L’ Associazione “IL CAMPANILE DEI RAGAZZI” ha iniziato la propria attività nell’estate del 2002, allorquando un gruppo di ragazzi e qualche genitore si organizzarono autonomamente per creare occasioni d’incontro e d’amicizia, nel territorio della loro comunità, Pioppe di Salvaro. I ragazzi stessi chiamarono questa esperienza “IL CAMPANILE DEI RAGAZZI”, poiché gli spazi per le attività furono forniti dalla parrocchia in un locale attiguo al campanile della chiesa di Salvaro. Successivamente, siamo stati ospitati per diversi anni in alcuni locali all’interno dell’ex Fabbrica Cimatti di Pioppe. Da alcuni mesi, infine, le nostre attività sono ospitate presso l’ex Magazzino Merci della stazione di Pioppe che la Società Rete Ferroviaria Italiana, del Gruppo Ferrovie dello Stato, ci ha concesso di utilizzare a titolo gratuito.
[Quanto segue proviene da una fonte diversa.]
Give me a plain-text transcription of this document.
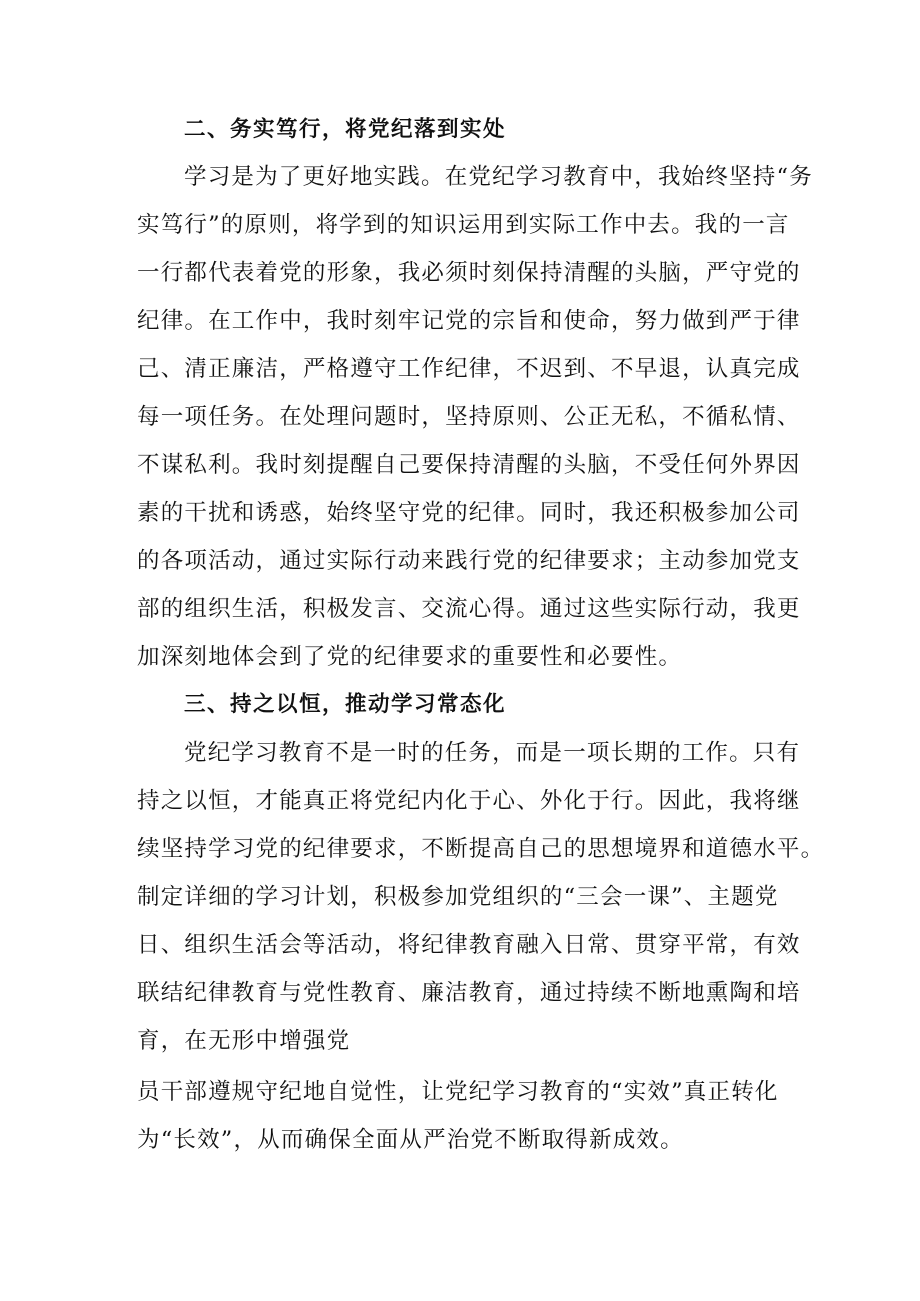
二、务实笃行，将党纪落到实处
学习是为了更好地实践。在党纪学习教育中，我始终坚持“务
实笃行”的原则，将学到的知识运用到实际工作中去。我的一言
一行都代表着党的形象，我必须时刻保持清醒的头脑，严守党的
纪律。在工作中，我时刻牢记党的宗旨和使命，努力做到严于律
己、清正廉洁，严格遵守工作纪律，不迟到、不早退，认真完成
每一项任务。在处理问题时，坚持原则、公正无私，不循私情、
不谋私利。我时刻提醒自己要保持清醒的头脑，不受任何外界因
素的干扰和诱惑，始终坚守党的纪律。同时，我还积极参加公司
的各项活动，通过实际行动来践行党的纪律要求；主动参加党支
部的组织生活，积极发言、交流心得。通过这些实际行动，我更
加深刻地体会到了党的纪律要求的重要性和必要性。
三、持之以恒，推动学习常态化
党纪学习教育不是一时的任务，而是一项长期的工作。只有
持之以恒，才能真正将党纪内化于心、外化于行。因此，我将继
续坚持学习党的纪律要求，不断提高自己的思想境界和道德水平。
制定详细的学习计划，积极参加党组织的“三会一课”、主题党
日、组织生活会等活动，将纪律教育融入日常、贯穿平常，有效
联结纪律教育与党性教育、廉洁教育，通过持续不断地熏陶和培
育，在无形中增强党
员干部遵规守纪地自觉性，让党纪学习教育的“实效”真正转化
为“长效”，从而确保全面从严治党不断取得新成效。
Le nostre attività sono rivolte essenzialmente al tempo libero, alla socialità e alla produzione culturale e hanno come destinatari tutti i cittadini delle nostre comunità, con un’attenzione particolare ai giovani e a tutte le persone che si trovano in condizioni di svantaggio sociale.
Nel tempo sono state realizzati corsi di modellaggio della creta e di espressione artistica in genere (pittura, fotografia, ecc.), unitamente a molteplici momenti rivolti alla socialità, quali feste, gite, ecc.
La nostra attività principale è, però, rappresentata dai lavori teatrali costruiti insieme ai ragazzi (in maniera completamente autonoma dall’ideazione ai testi, dalle musiche ai costumi e alle scenografie) e messi in scena in teatri o spazi simili del territorio. Nei nostri annuali laboratori, il teatro viene affrontato in tutta la sua complessità:dalla recitazione alle scene, dalle scenografie ai costumi, dalle luci al lavoro di sapiente regia per rendere il tutto coerente dal punto di vista narrativo e comunicativo, ecc.
La nostra attività ha assunto nel tempo sempre più le caratteristiche di un vero “progetto formativo”, e con questa consapevolezza ci siamo posti di fronte alla sua progettazione e realizzazione. In tal senso, essa ha rappresentato, per tutti coloro che vi hanno partecipato, un’importante occasione di socializzazione, di confronto con realtà diverse da quelle della famiglia e di crescita personale e umana.
Per realizzare tutte le cose fatte insieme, sono stati necessari molto impegno e tantissimi incontri. Da questo lavoro comune si è rinforzata la nostra amicizia, che ormai dura da tanti anni e che ha permesso tutto ciò: essa è il bene più prezioso che ci rimane del cammino fatto insieme, rappresentando, ormai, una forza collettiva che, per ognuno di noi, è una sicura ancora per trovare luoghi e momenti di partecipazione e solidarietà.